BX, je t’aime

Béné­dicte LOTOKO, Ça brille encore, Impres­sions nou­velles, coll. « For Intérieur », 2024, 214 p., 18 € / ePub : 9,99 €, ISBN : 9782390701033

lotoko ca brille encoreLa tem­po­ral­ité : un été fiévreux, un juil­let-août nerveux. Le lieu : Brux­elles, dans ses rues, ses espaces et ses endroits fam­i­liers, et dans des apparte­ments aus­si. La pro­tag­o­niste : Clotilde, une quadra, métisse, aisée, lec­trice com­pul­sive. La sit­u­a­tion ini­tiale : un peu beau­coup paumée, Clotilde ne parvient pas à faire le deuil de son amour passé, Antoine, avec qui elle a été en cou­ple un lus­tre. L’élément déclencheur : lors d’une soirée sur l’Allée du Kaai, où « la jeunesse alter­na­tive bronze entre deux taffes », elle croise un incon­nu qui lui plaît : « Du regard lan­goureux à la couleur de la peau, du style décon­trac­té à l’aisance altière, de sa jolie bouche à sa mus­cu­la­ture que je devine. C’est lui que je veux, c’est lui que je n’aurai pas. » Si Clotilde n’étouffe pas sous l’optimisme, sa ren­con­tre avec Taw­fiq va pour­tant ryth­mer ses prochaines semaines.

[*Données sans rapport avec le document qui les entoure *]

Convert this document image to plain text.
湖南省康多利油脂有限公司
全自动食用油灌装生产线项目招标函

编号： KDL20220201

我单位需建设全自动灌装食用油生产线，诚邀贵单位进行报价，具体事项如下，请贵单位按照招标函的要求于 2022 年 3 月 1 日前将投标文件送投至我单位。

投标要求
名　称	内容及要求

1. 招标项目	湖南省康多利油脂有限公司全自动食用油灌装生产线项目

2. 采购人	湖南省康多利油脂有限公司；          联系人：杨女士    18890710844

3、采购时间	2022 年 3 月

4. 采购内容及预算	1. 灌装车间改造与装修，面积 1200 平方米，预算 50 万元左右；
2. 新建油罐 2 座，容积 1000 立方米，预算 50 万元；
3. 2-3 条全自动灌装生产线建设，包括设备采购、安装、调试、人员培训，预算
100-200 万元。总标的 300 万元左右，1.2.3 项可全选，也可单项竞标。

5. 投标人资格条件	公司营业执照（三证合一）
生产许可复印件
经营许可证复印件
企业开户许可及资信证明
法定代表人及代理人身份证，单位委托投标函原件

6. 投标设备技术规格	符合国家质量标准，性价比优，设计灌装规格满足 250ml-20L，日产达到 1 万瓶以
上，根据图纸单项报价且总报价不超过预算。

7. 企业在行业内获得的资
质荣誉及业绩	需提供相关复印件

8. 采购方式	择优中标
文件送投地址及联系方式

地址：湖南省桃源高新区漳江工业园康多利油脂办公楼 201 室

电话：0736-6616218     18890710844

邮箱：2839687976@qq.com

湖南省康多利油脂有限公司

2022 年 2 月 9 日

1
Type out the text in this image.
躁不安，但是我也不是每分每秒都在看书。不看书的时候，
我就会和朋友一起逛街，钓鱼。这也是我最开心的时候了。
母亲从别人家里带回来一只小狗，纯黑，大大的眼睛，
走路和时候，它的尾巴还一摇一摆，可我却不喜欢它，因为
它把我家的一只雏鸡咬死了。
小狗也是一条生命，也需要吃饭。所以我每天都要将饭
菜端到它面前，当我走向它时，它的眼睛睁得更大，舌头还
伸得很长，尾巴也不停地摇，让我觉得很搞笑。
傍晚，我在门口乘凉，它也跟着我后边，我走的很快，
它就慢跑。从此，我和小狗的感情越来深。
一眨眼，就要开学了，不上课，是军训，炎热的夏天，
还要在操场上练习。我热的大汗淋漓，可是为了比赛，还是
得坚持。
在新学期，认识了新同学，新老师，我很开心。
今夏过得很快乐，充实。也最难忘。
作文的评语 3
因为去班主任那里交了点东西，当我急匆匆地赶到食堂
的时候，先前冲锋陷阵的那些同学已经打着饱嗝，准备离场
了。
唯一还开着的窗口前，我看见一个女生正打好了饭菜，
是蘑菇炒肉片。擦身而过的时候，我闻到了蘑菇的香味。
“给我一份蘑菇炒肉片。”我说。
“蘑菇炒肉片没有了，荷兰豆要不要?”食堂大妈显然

Ça brille encore, pre­mier roman de Béné­dicte Lotoko, frémit tout du long d’une grande agi­ta­tion. Clotilde ne tient pas en place, sauf quand la morosité ou le dés­espoir l’accablent, et sil­lonne sa ville d’un quarti­er à l’autre, d’une per­son­ne à l’autre (avec qui elle par­le, rit, jouit ou chez qui elle se réfugie, squat­te, passe), sur son Inno­va, à pied ou en trans­ports publics, tout en repar­courant son passé. Fille d’un père souf­frant d’une mal­adie men­tale et d’une mère qui a dis­paru de sa vie très tôt, elle n’a jamais vrai­ment trou­vé sa place, Clotilde, ni dans sa famille ni vis-à-vis de la société. Elle cherche, cepen­dant, depuis qu’elle est enfant, des indices, des expli­ca­tions, des issues, mais se heurte aux caiss­es vides, aux silences égarés et aux men­songes évasifs. Tout ce qu’elle arrive à con­stru­ire et à sta­bilis­er, ce sont des piles de bouquins dans la cham­bre de son loge­ment : « Je ne sais plus quand ni pourquoi j’ai com­mencé à empil­er mes livres. Au fil du temps, je les ai tous rassem­blés dans l’endroit où je dors et mes per­for­mances en tsun­doku se sont décu­plées. » Frag­ments du dis­cours amoureux de Roland (c’est son petit nom) lui résiste par­ti­c­ulière­ment…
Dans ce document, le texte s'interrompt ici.